While those unaffected by the growing tendency of U.S. courts to convict employees while their employers pay fines shrug and carry on, the reality unfolds that this is the essence of corruption in the world’s largest economy. The implications of the trend should not be discounted.
We are programmed by media and education – which is in reality just a form of curated media intake – to seek a certain standard of living, observe certain standards of behavior, and toil diligently in pursuit of those goals.
The justice system, and as a precursor to that, the education system, establishes and manages certain expectations from us. We are taught and expect that the opportunities and resources in the world at large are available to all through competitive processes, where the rules and laws maintain a uniformly fair environment for the pursuit of those goals.
When individuals or the corporate entities that ultimately controlled by a group of individuals obtain advantage in the pursuit of economic goals by subverting those rules, we expect them to be caught and
punished for breaking the laws of society.
That is the essence of a just society.
When perpetrators like Steve Cohen are able to subvert the rules and realize massive success in the attainment of wealth, and when that wealth is then used to purchase exception to criminal due process, our expectations are shattered. We begin to perceive that the rules are applied to the general population by the governing class of elected officials, in whom we place out trust to administer the justice herein described, unevenly. For those who have attained sufficient wealth to buy their way out of criminal prosecution, we observe a dual standard application of the rules, which renders the popular opinion of the democratic system “unfair” and “corrupt”.
What this society has become, by definition, is a tyranny, or in the case of a group of rulers who are a minority, and that control the resources and laws of a country, an oligarchy.
The implications in the long term for such a dual standard of justice while at the same time pretending to be a society that applies justice uniformly is, at heart, a betrayal of the American spirit in the most profound way.
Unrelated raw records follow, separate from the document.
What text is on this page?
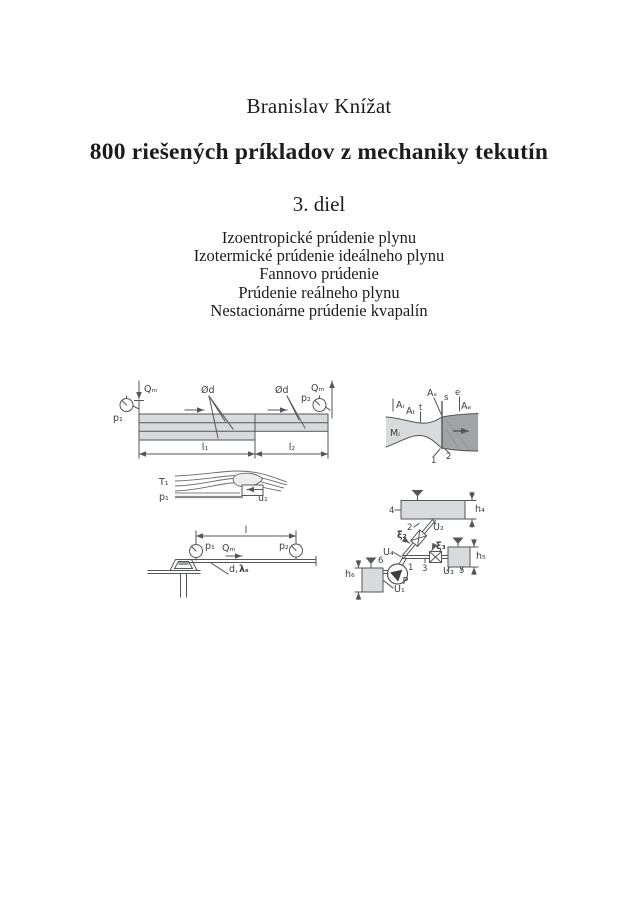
Branislav Knížat
800 riešených príkladov z mechaniky tekutín
3. diel
Izoentropické prúdenie plynu
Izotermické prúdenie ideálneho plynu
Fannovo prúdenie
Prúdenie reálneho plynu
Nestacionárne prúdenie kvapalín
Qₘ
p₁
Ød	Ød
p₂
Qₘ
l₁	l₂
Aᵢ
Aₜ t
Aₛ s e
Aₑ
Mᵢ
1 2
T₁
p₁	u₁
4	h₄
2 U₂
ξ₂
U₄
1
P
U₁
6
h₆	3
ξ₃
5
U₃
h₅
l
p₁	p₂
Qₘ
d, λₛ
It was precisely this oligarchy that existed in the form of the monarchy of Britain that the pilgrims of 17th century America sought to escape. The nation’s own constitution is designed to provide the blueprint and mechanism for the prevention of just such a condition as oligarchy.
The failure to convict lawbreakers who are by virtue of their wealth, members of the elite oligarchical class is irrefutable evidence that such an oligarchy prevails, and that the democracy that is portrayed in this country’s media and educational institutions, is in fact, a farce. Worse, when ‘democracy’ is invoked as the legitimate mandate by which oligarchs lay claim to their continuing right to govern, we the people know, beyond doubt, that we are the subjects of an oligarchy that has usurped democratic principles.
These are the conditions, by history’s own lesson, that are the precursors to a revolution and popular uprising. When the only crime is getting caught, and then the crime itself found negotiable, the entire population is highly incentivized to cheat in every endeavour.